GuacaMolEval

This small repository evaluates the effects of two factors on the Fréchet ChemNet Distance metric value. The two factors are:

Sample size of the reference molecules (GuacaMol uses a sample size of 10,000 molecules for both generated and reference molecules).
Padding length of the molecules (the fcd package uses a hard-coded padding length of 350).

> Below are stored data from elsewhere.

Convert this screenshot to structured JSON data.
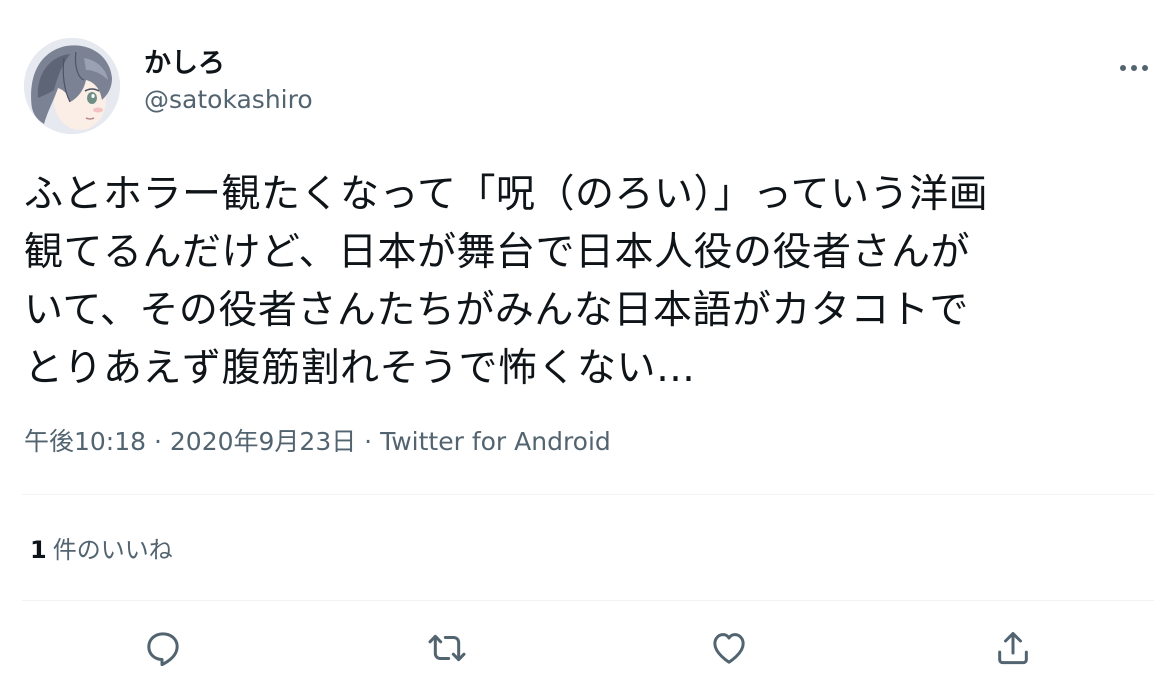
{
  "user": {
    "display_name": "かしろ",
    "handle": "@satokashiro",
    "avatar_icon": "user-avatar-anime-boy"
  },
  "tweet": {
    "text": "ふとホラー観たくなって「呪（のろい）」っていう洋画\n観てるんだけど、日本が舞台で日本人役の役者さんが\nいて、その役者さんたちがみんな日本語がカタコトで\nとりあえず腹筋割れそうで怖くない…",
    "time": "午後10:18",
    "separator": " · ",
    "date": "2020年9月23日",
    "source": "Twitter for Android"
  },
  "stats": {
    "likes_count": "1",
    "likes_label": "件のいいね"
  },
  "actions": {
    "reply_icon": "reply-icon",
    "retweet_icon": "retweet-icon",
    "like_icon": "heart-icon",
    "share_icon": "share-icon",
    "more_icon": "more-dots-icon"
  },
  "colors": {
    "text": "#0f1419",
    "secondary": "#536471",
    "divider": "#eff3f4",
    "icon": "#536471"
  }
}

For this to work we use local forks of the fcd and guacamol packages. The main reasons for this and resulting changes are:

The fcd package used too much memory (> 50GB) in our experiments when calculating the FCD for the whole GuacaMol training / reference set. A minor change reduced the memory footprint. This might be a local issue, but it was necessary for the evaluation. A pull request was opened to discuss this issue.
The padding length of the molecules is hard-coded in the fcd package. We changed this directly in the code for each experiment to allow for a custom padding length.
The guacamol package did not allow for a custom sample size of the reference molecules. We allowed for a parametrization of the sample size. This was necessary to evaluate the effect of the sample size on the FCD metric.
We updated the dependencies of the guacamol package to work with the latest versions of pytorch (no tensorflow, no keras) among others.

We calculated the FCD for a sample set before and after the changes to ensure that the changes did not affect the FCD metric value.

The main files

File	Description
`data/generated/generated_smiles.csv`	The generated sample molecules in SMILES format
`data/reference/guacamol_v1_train.csv`	The reference molecules from GuacaMol in SMILES format
`data/fcd.csv`	The FCD values of the experiments
`figures/fcd_values.jpg`	The FCD values of the experiments as a plot
`src/guacamoleval/eval.py`	The main evaluation script
`src/guacamoleval/experiment(s).sh`	Sample calls of eval.py
`src/guacamoleval/create_figures.ipynb`	The plotting script

The FCD value is affected by both the sample size of the reference molecules and the padding length of the molecules.
Guacamol uses a sample size of 10,000. We see that choosing a higher sample size, or even the whole reference set, can lead to a lower FCD value.
Reducing the padding length of the molecules can lead to a lower FCD value; but since the value of 350 is hard-coded in the fcdpackage, we could consider changing this value as "cheating" in the evaluation.
If we ever need to increase the paddding length to allow for longer SMILES strings, we might need to re-evaluate existing FCD metrics. However, the effect of increasing the padding length seems to be minor.

We only changed the guacamol code for the distribution learning benchmark; the other benchmarks might not work without changes.
The KL Divergence metric is not evaluated in this repository (commented out).